IBM has developed a new digitisation technology for National Diet Library of Japan, the country’s only national library.
The company said the prototype technology, created by IBM Research, will allow the library digitise its literary artifacts on a wide scale to make them widely available and searchable online by all information seekers.
The new collaborative technology allows full-text digitisation of Japanese literature through expansive recognition of Japanese characters and enables users to review and correct language characters, script and structure.
IBM said the technology will improve the digitisation of library collections worldwide and is designed to promote future international collaborations and standardisation of libraries around the world.
The full-text digitisation system ensures quality recognition of Japanese characters, which is extremely diverse in terms of script.
IBM researchers aimed to optimize the amount of time needed to review and verify the accuracy of the digitized texts.
With latest collaborative tools through crowdsourcing, the technology allows many users to quickly read through the texts and make corrections at a much higher rate.

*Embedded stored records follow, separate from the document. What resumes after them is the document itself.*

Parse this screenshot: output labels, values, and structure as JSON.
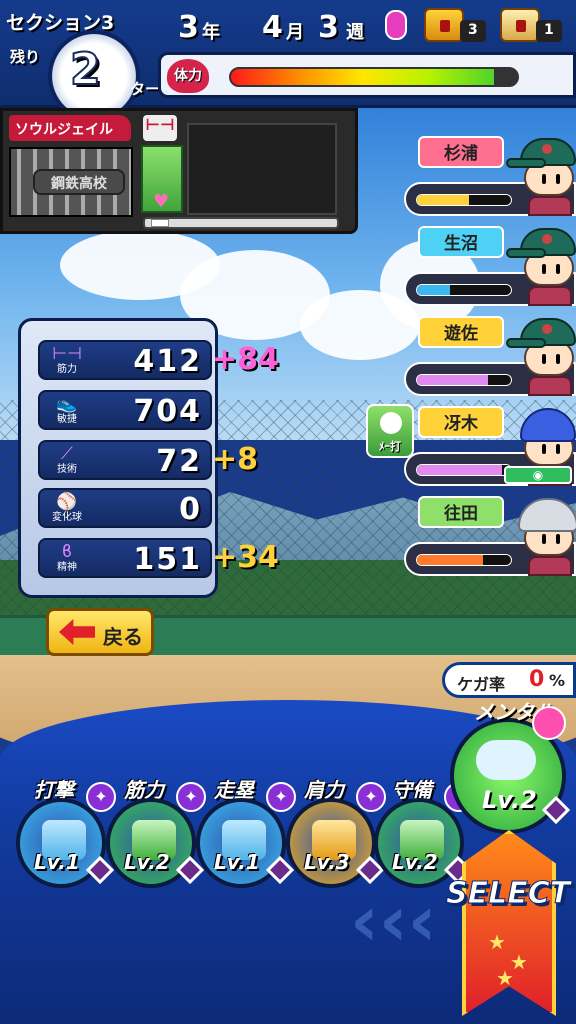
{
  "header": {
    "section": "セクション3",
    "remaining_label": "残り",
    "remaining_turns": "2",
    "turn_label": "ターン",
    "year_num": "3",
    "year_unit": "年",
    "month_num": "4",
    "month_unit": "月",
    "week_num": "3",
    "week_unit": "週",
    "chest_gold_count": "3",
    "chest_silver_count": "1",
    "stamina_label": "体力",
    "stamina_level": 0.92
  },
  "soul_jail": {
    "label": "ソウルジェイル",
    "plate_text": "鋼鉄高校"
  },
  "players": [
    {
      "name": "杉浦",
      "color": "#ff6f8f",
      "bar": 0.55,
      "bar_color": "#ffd23a"
    },
    {
      "name": "生沼",
      "color": "#4fd0f5",
      "bar": 0.35,
      "bar_color": "#3ab8f0"
    },
    {
      "name": "遊佐",
      "color": "#ffd23a",
      "bar": 0.75,
      "bar_color": "#e08af0"
    },
    {
      "name": "冴木",
      "color": "#ffd23a",
      "bar": 0.9,
      "bar_color": "#e08af0"
    },
    {
      "name": "往田",
      "color": "#8ee06a",
      "bar": 0.7,
      "bar_color": "#ff7a2a"
    }
  ],
  "skill_chip": {
    "label": "ﾒｰ打"
  },
  "stats": [
    {
      "label": "筋力",
      "icon": "dumbbell-icon",
      "value": "412",
      "bonus": "+84",
      "bonus_color": "#ff5fd8"
    },
    {
      "label": "敏捷",
      "icon": "shoe-icon",
      "value": "704",
      "bonus": "",
      "bonus_color": "#ffd23a"
    },
    {
      "label": "技術",
      "icon": "bat-icon",
      "value": "72",
      "bonus": "+8",
      "bonus_color": "#ffd23a"
    },
    {
      "label": "変化球",
      "icon": "ball-icon",
      "value": "0",
      "bonus": "",
      "bonus_color": "#ffd23a"
    },
    {
      "label": "精神",
      "icon": "spirit-icon",
      "value": "151",
      "bonus": "+34",
      "bonus_color": "#ffd23a"
    }
  ],
  "back_button": {
    "label": "戻る"
  },
  "injury": {
    "label": "ケガ率",
    "value": "0",
    "unit": "%"
  },
  "practices": [
    {
      "name": "打撃",
      "level": "Lv.1",
      "color": "#3ab8f0"
    },
    {
      "name": "筋力",
      "level": "Lv.2",
      "color": "#36c24a"
    },
    {
      "name": "走塁",
      "level": "Lv.1",
      "color": "#3ab8f0"
    },
    {
      "name": "肩力",
      "level": "Lv.3",
      "color": "#f5b01a"
    },
    {
      "name": "守備",
      "level": "Lv.2",
      "color": "#36c24a"
    }
  ],
  "mental": {
    "name": "メンタル",
    "level": "Lv.2"
  },
  "select_button": {
    "label": "SELECT"
  }
}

The system comes with a collaborative correction feature, that allows simultaneous corrections by multiple users through web browsers and improves the accuracy of optical character recognition (OCR).
The new offering also has a collaborative data structuring feature which can digitise texts for visually impaired people to read books using a voice browser and add structural information as well as correct read-out order, which are both supported by inference engines to reduce workload.